Besides, quite a few sets of data show men doing a lot more hands-on parenting than ever before, but their levels of child custody remain doggedly the same. From 1993 to 2009, the U.S. Census Bureau’s figures on primary custody remained unchanged. In 1993, mothers got 84.3% of primary custody; by 2009 it was 83.7%. And yet, just a casual glance at things like the American Time Use Survey by the Bureau of Labor Statistics shows fathers doing doing about 43% of the child care and mothers doing about 57%. I don’t know many dads who’d be dissatisfied with a 43/57 split of parenting time post-divorce, but how many of them get it?
Dr. Edward Kruk cites studies showing the time spent in childcare between mothers and fathers to be far closer – 11.1 hours per week versus 10.5 hours per week respectively – or, a 51%/49% split. So where are all those dads in Natialie Gregg’s calculations? Nowhere to be seen. Courts don’t notice them either. They’re there, but their contributions to their children’s lives aren’t deemed important enough to matter much when it comes to apportioning parenting time.
And that of course is why we need a presumption of equal parenting. They’ve had their opportunity to get it right and failed abysmally. Time for others to have a say.

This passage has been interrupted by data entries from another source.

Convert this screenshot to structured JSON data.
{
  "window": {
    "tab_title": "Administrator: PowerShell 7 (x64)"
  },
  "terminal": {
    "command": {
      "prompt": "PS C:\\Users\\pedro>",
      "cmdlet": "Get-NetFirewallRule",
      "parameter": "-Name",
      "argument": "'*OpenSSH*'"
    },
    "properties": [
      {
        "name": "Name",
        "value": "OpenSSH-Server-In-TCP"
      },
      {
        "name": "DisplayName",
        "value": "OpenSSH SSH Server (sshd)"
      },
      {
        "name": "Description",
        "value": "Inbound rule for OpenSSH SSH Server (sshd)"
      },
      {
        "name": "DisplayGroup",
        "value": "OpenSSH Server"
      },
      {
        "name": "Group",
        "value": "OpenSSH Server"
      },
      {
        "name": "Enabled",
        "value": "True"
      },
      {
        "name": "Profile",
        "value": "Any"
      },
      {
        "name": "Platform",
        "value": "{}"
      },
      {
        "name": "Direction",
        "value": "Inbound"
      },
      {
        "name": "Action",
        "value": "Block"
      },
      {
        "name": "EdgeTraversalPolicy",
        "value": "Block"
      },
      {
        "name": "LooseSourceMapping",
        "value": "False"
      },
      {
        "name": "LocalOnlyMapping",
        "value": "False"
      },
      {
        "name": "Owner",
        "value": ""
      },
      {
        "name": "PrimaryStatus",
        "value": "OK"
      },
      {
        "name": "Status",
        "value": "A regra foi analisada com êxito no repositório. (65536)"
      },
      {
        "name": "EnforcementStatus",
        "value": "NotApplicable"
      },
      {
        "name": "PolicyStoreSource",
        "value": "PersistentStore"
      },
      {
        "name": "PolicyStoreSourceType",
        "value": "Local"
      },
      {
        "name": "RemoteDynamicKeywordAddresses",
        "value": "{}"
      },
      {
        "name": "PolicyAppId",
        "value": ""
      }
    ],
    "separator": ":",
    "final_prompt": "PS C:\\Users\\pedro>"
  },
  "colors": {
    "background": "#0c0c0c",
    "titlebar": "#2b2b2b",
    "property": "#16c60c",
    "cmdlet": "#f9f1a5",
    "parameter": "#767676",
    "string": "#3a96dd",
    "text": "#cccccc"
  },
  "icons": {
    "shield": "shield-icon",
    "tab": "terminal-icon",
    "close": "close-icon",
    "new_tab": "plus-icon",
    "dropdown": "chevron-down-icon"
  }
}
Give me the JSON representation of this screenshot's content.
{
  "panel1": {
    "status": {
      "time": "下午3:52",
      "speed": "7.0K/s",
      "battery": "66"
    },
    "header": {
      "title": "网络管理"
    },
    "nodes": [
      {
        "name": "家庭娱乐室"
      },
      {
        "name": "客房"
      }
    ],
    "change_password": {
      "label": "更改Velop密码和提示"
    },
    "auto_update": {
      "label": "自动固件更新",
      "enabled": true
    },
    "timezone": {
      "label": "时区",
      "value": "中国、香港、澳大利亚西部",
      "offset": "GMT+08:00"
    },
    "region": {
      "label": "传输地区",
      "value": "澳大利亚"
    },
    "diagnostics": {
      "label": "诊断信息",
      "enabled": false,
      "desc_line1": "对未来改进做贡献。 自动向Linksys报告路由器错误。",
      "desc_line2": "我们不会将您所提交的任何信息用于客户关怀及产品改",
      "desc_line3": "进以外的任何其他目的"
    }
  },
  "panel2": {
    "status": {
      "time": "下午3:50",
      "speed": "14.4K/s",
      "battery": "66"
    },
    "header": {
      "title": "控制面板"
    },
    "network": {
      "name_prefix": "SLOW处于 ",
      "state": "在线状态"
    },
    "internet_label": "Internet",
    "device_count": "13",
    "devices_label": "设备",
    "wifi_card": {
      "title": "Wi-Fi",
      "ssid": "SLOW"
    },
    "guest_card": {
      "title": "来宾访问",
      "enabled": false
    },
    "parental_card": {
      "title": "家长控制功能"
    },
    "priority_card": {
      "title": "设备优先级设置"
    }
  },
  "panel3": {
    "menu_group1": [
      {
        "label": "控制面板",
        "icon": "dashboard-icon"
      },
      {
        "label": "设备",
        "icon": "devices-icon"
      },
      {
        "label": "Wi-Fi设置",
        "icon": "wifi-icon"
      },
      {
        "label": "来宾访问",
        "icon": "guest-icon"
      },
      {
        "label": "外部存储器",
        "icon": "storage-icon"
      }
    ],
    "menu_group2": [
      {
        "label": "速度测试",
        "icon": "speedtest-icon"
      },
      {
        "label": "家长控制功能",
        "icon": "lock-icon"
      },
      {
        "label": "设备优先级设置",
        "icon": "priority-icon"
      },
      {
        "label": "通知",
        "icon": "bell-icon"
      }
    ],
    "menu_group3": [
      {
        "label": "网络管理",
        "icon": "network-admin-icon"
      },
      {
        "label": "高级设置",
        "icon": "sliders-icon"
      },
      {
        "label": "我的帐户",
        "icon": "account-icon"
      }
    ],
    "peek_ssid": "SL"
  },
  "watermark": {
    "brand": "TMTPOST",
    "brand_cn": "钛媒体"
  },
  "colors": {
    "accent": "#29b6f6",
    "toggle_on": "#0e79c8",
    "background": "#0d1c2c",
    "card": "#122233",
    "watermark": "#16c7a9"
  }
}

By the way, the comments to Gregg’s piece are far better and better-informed than the article itself. “Steven Gauck’s” comments are particularly worth reading as are “Suzy C’s,” but there are many others. And that in itself is news. When even the comments to a HuffPo piece are so well-grounded and pro-equal parenting, you know the movement’s come a loooooong way. I’d say Natalie Gregg and her friends in the family law bar are the last line of defense against good sense in custody cases.